Pour le reste, pas de précisions particulières, elle sait que c’est un V8, qu’il est diesel et que son mari en est amoureux. Pourtant on ne ressent pas de jalousie dans ces propos. Mais, quand on lui demande ce qui a motivé un tel choix, elle esquisse un large sourire et nous répond : Un rêve de gosse !
Pour en savoir plus, il nous faut attendre patiemment le vendredi suivant.

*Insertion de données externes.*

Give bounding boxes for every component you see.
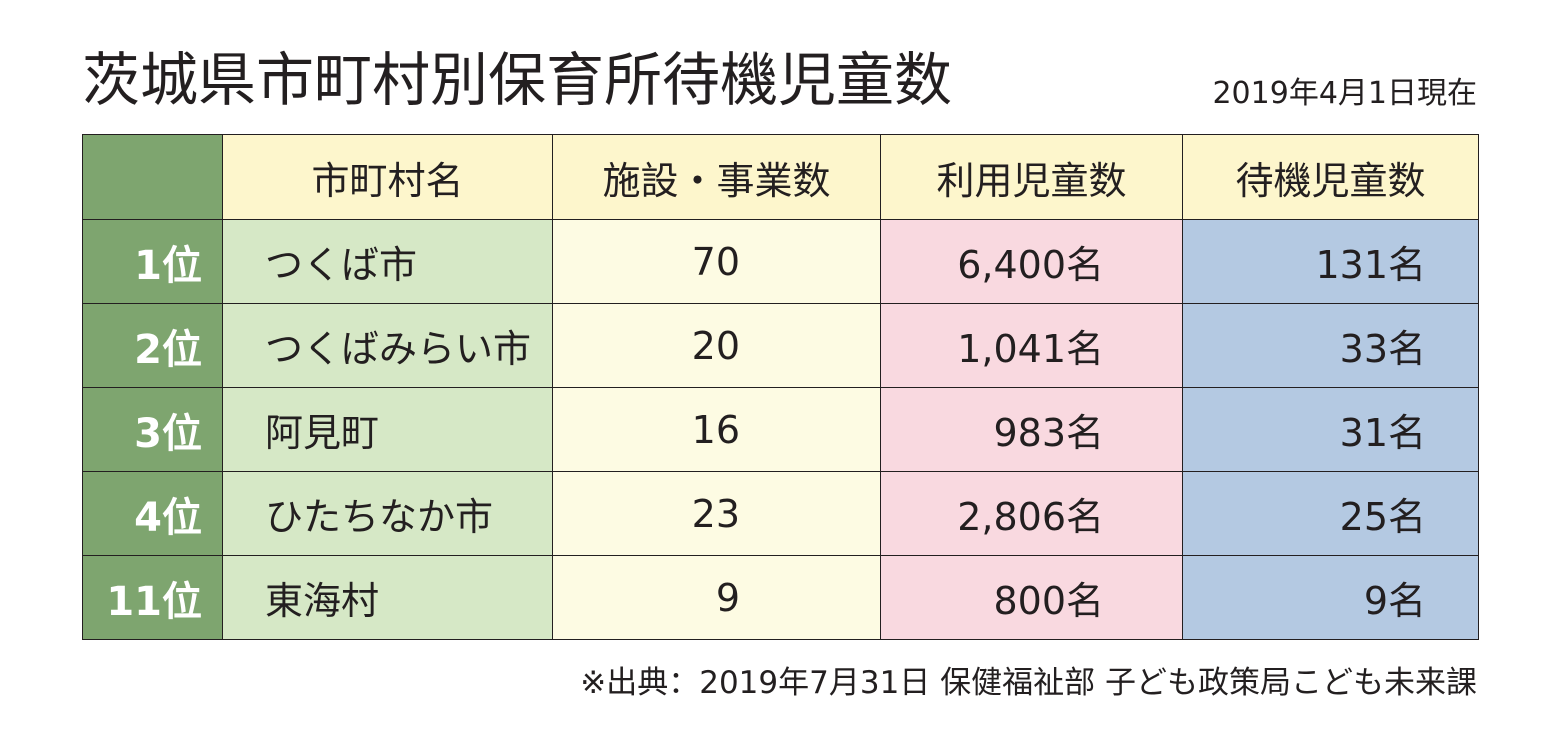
table-row: 1位 つくば市 70 6,400名 131名 [82, 219, 1479, 304]
rank-cell: 1位 [82, 219, 223, 304]
header-waiting: 待機児童数 [1182, 134, 1479, 220]
header-row: 市町村名 施設・事業数 利用児童数 待機児童数 [82, 134, 1479, 220]
municipality-cell: 阿見町 [222, 387, 553, 472]
waiting-children-table: 市町村名 施設・事業数 利用児童数 待機児童数 1位 つくば市 70 6,400… [82, 134, 1479, 640]
facilities-cell: 20 [552, 303, 881, 388]
rank-cell: 3位 [82, 387, 223, 472]
page-title: 茨城県市町村別保育所待機児童数 [82, 46, 953, 114]
facilities-cell: 9 [552, 555, 881, 640]
table-row: 2位 つくばみらい市 20 1,041名 33名 [82, 303, 1479, 388]
municipality-cell: つくばみらい市 [222, 303, 553, 388]
rank-cell: 11位 [82, 555, 223, 640]
users-cell: 1,041名 [880, 303, 1183, 388]
facilities-cell: 70 [552, 219, 881, 304]
users-cell: 983名 [880, 387, 1183, 472]
waiting-cell: 131名 [1182, 219, 1479, 304]
waiting-cell: 9名 [1182, 555, 1479, 640]
header-users: 利用児童数 [880, 134, 1183, 220]
municipality-cell: 東海村 [222, 555, 553, 640]
header-municipality: 市町村名 [222, 134, 553, 220]
users-cell: 800名 [880, 555, 1183, 640]
header-facilities: 施設・事業数 [552, 134, 881, 220]
rank-cell: 4位 [82, 471, 223, 556]
rank-cell: 2位 [82, 303, 223, 388]
users-cell: 6,400名 [880, 219, 1183, 304]
table-row: 4位 ひたちなか市 23 2,806名 25名 [82, 471, 1479, 556]
users-cell: 2,806名 [880, 471, 1183, 556]
municipality-cell: つくば市 [222, 219, 553, 304]
header-corner [82, 134, 223, 220]
waiting-cell: 31名 [1182, 387, 1479, 472]
facilities-cell: 23 [552, 471, 881, 556]
waiting-cell: 25名 [1182, 471, 1479, 556]
as-of-date: 2019年4月1日現在 [1212, 76, 1477, 111]
municipality-cell: ひたちなか市 [222, 471, 553, 556]
table-row: 11位 東海村 9 800名 9名 [82, 555, 1479, 640]
facilities-cell: 16 [552, 387, 881, 472]
waiting-cell: 33名 [1182, 303, 1479, 388]
source-note: ※出典：2019年7月31日 保健福祉部 子ども政策局こども未来課 [580, 665, 1477, 701]
table-row: 3位 阿見町 16 983名 31名 [82, 387, 1479, 472]
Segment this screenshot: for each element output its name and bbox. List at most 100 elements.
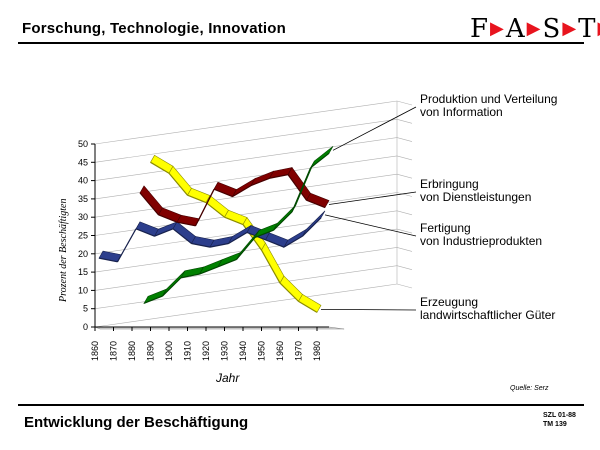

Le rendez-vous est fixé sur un terrain privé en lisière de foret. Les pluies des quelques derniers jours ont gonflé la glaise et les rayons du soleil ont du mal à traverser l’épaisse couche de feuillage. Prudence en descendant de la voiture. Heureusement que nous avons troqué depuis longtemps nos mocassins vernis contre des chaussures à crampons.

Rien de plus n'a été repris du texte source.